Ad Ischia i casi di depressione a cosa sono maggiormente legati?
«Sul nostro territorio ci sono due tipi di depressione: una di tipo sociale che è quella legata ad una mancanza di alternative e prospettive alle quali aggrapparsi per costruire la propria esistenza. L’altra invece è di tipo strutturale: si costruisce poco la personalità e si da poco nell’educazione dei figli. Diciamo che si può parlare, in questo caso, di una depressione che ha un’ incidenza familiare: le famiglie più fragili producono individui più fragili. Questo tipo di depressione è molto forte sull’isola di Ischia».
Quali sono i segnali che possono far comprendere che una persona che soffre di depressione potrebbe arrivare a compire un gesto estremo?
«I segnali sono molti. L’agitazione, la chiusura, l’insonnia, l’incapacità di comunicare il proprio stato d’animo con gli altri. Il passaggio all’atto del suicidio è quel momento in cui non si riesce più a trovare le parole per esprimere il proprio disagio e quindi si passa alle azioni. È chiaro che se tutti questi segnali di allarme vengono colti in anticipo deve entrare in gioco lo specialista. Ed è qui che purtroppo ci scontriamo con la ristretta mentalità isolana secondo la quale, psicologi e psichiatri sono sempre l’ultima spiaggia a cui fare riferimento e rivolgersi a loro è un motivo quasi di vergogna. Proprio per questo è difficile riuscire a prevenire. Quando comunque si abbandona una terapia, o una serie di colloqui, anche quello è un brutto segnale che indica che si può arrivare a compiere un gesto estremo».
Come si può quindi aiutare chi ha qualche disagio?
«Sicuramente il disagio non deve essere mai considerato come uno scandalo. Anzi, bisogna far capire che tutti noi possiamo andare incontro a certi tipi di difficoltà. In secondo luogo poi è importante trovare anche una certa naturalezza nell’affrontare questi problemi, attraverso reti sociali, progetti etc. Bisogna capire che questi disagi non sono un’ eccezionalità ma sono all’ordine del giorno. E questa purtroppo è una cosa che non è ancora stata ben compresa sull’isola. Purtroppo la cultura della diversità fa vittime. Quando si pensa che si è diversi e strani , si va sempre più incontro quindi poi a gesti estremi».

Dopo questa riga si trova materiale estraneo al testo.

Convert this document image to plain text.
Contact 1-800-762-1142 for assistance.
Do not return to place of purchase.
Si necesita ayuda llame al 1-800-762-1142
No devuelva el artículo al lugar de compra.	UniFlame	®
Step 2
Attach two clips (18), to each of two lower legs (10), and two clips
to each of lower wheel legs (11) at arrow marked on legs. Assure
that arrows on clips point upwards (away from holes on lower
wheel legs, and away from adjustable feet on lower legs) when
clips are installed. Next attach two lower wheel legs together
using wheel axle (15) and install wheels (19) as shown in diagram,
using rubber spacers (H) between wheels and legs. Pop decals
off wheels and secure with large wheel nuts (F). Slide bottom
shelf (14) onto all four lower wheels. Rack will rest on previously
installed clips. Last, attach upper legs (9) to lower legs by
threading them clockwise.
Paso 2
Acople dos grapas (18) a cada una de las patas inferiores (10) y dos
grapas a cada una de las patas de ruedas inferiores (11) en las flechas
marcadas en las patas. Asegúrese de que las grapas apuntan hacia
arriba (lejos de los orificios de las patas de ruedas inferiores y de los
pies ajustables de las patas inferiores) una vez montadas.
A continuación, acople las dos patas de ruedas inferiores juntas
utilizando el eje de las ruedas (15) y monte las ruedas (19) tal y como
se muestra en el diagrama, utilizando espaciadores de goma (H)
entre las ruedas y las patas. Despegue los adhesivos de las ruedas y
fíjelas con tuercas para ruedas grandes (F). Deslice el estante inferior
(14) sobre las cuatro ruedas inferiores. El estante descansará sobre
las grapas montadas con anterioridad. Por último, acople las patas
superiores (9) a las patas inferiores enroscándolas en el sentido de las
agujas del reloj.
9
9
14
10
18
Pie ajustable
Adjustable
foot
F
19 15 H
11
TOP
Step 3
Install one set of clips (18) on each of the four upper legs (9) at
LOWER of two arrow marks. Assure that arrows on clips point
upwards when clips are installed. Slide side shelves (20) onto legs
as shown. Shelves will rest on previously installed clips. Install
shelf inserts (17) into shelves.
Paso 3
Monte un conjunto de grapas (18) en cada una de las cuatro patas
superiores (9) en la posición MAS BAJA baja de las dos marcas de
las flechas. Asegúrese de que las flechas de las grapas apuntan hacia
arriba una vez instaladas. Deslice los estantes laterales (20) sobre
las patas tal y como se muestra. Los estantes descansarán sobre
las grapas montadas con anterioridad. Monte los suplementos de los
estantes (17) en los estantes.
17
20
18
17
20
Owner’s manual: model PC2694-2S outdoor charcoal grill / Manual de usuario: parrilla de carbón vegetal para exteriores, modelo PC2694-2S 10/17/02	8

In sintesi, secondo lei, rispetto agli anni passati cosa è cambiato sull’isola in relazione a questi temi?
«Il disagio sociale è aumentato, non solo ad Ischia ovviamente, ma in tutto il mondo. C’è un grosso allarme sulla depressione lanciato dalla OMS che ha sottolineato come questa sia il male che ha maggiori costi sociali. Rispetto al suicidio invece c’è un maggiore monitoraggio, ma non un aumento, soprattutto per quanto riguarda le fasce giovanili. Da quando sono sull’isola di Ischia devo dire che purtroppo ci sono stati suicidi di giovani con una certa regolarità, ma non so se è bene dire certe cose perché a volte, sentendo ciò, ci si sente magari autorizzati, da giovani un po’ sregolati, ma anche scapestrati, a sentirsi normali nella propria distruttività. Il mio appello è quindi di non lanciare allarmismi in questo senso, ma piuttosto dare delle prescrizioni più rassicuranti, sottolineando che può accadere a tutti noi di avere dei disagi. Ci sono tanti strumenti per prevenire questi fenomeni. Usiamoli».